Diversity in particular remains an issue in the tech industry in general, and open-source especially - and a lack of diversity is difficult to correct after the fact. In building a community around this framework, let's try to draw a diverse set of developers in the beginning, in the hopes that seeding the garden well will be, if not self-sustaining, at least more sustainable. What are some good ways to do that?
Another aspect of community-building is providing opportunities for relative novices (whether new to open-source development, new to PHP, or new to migration). The proposed architecture involves myriad small, well-focused packages - an extractor here, a set of related transformers there, integrations for specific frameworks and APIs... Individual transformers, in particular, will generally be very simple. This ecosystem thus will provide ample opportunities for novices to gain experience with mentorship and also establish an online presence.
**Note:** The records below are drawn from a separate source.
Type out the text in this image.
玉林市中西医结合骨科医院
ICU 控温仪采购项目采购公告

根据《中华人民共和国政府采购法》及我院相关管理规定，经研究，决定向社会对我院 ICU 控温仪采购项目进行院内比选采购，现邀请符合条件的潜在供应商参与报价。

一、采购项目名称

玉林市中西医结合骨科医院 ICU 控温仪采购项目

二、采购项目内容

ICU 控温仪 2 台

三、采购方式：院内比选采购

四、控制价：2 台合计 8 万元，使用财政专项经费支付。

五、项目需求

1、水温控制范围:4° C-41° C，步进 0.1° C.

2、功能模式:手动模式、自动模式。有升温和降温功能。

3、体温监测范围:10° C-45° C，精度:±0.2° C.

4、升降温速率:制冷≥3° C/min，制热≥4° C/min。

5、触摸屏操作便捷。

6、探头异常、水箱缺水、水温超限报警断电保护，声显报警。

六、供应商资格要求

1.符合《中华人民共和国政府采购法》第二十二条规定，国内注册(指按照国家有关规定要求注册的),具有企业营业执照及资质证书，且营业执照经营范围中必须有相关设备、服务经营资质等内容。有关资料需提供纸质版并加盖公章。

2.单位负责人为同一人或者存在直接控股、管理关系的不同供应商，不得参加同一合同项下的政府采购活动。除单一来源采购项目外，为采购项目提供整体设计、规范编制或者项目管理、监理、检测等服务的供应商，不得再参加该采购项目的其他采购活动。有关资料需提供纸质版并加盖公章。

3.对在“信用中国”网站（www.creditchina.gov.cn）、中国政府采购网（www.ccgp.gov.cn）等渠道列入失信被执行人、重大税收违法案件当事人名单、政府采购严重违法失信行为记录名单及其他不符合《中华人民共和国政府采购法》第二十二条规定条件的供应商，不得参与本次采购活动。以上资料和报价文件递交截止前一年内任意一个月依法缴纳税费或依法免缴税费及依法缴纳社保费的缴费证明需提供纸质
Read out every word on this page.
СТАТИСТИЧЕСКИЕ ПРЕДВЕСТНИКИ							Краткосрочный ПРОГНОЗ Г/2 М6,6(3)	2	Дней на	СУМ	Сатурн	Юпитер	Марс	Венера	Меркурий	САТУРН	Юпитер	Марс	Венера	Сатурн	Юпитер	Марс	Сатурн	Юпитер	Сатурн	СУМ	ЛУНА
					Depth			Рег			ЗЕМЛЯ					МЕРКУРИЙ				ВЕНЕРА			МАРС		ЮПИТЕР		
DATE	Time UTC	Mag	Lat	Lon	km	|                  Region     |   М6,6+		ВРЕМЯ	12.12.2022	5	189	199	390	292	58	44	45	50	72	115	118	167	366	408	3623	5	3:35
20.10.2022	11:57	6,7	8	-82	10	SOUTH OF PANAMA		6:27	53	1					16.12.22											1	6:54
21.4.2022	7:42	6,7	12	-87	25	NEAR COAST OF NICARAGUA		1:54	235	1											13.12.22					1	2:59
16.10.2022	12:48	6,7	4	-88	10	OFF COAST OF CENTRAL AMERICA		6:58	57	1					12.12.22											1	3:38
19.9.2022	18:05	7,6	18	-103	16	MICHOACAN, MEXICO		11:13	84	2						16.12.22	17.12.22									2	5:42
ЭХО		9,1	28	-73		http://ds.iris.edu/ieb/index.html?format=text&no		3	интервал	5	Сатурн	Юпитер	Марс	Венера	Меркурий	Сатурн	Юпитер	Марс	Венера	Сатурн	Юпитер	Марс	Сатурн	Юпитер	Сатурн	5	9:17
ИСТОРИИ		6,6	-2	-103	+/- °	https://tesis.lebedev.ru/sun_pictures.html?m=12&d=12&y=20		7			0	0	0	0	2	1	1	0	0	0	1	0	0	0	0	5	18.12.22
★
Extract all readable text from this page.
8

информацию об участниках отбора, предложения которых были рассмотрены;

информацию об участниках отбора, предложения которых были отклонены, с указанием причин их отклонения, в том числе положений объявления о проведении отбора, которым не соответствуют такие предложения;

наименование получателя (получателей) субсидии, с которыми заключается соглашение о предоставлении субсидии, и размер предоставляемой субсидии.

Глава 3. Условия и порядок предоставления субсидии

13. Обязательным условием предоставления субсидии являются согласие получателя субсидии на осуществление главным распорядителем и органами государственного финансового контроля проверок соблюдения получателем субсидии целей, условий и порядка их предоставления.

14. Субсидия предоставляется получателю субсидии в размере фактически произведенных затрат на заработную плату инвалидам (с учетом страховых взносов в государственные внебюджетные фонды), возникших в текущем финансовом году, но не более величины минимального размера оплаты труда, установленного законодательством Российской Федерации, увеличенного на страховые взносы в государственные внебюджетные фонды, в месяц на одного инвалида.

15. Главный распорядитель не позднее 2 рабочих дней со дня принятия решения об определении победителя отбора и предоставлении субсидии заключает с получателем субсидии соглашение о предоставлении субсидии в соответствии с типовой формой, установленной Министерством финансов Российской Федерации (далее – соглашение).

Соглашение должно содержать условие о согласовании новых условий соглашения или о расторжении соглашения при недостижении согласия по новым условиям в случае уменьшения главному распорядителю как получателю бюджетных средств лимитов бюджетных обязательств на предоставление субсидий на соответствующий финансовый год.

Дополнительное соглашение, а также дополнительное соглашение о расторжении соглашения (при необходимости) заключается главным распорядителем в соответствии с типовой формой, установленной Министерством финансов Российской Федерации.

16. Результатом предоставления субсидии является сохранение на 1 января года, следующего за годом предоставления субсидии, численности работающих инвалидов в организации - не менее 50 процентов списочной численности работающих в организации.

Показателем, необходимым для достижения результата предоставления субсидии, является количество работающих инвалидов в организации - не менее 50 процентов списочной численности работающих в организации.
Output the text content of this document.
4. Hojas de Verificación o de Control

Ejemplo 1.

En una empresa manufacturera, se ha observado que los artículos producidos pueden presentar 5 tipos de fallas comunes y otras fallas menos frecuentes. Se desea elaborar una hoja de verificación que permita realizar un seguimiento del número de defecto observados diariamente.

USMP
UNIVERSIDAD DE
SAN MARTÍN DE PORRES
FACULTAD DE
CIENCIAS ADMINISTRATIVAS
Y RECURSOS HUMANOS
Now, all that being said, what about The Ethics of Unpaid Labor and the OSS Community (also see the recent Twitter discussion in the Drupal community)? In reaching out to underrepresented groups and to novices, we are reaching out to the people who have the least ability to work on open source for free. One way to ameliorate this effect may be to explicitly try to draw in students - whether in formal programs or teaching themselves software development - who will benefit from some free practical education and mentorship. Down the road, if this framework does start being adopted in real-world applications, we can look at ways to get sponsorships for people who maintain projects within the ecosystem.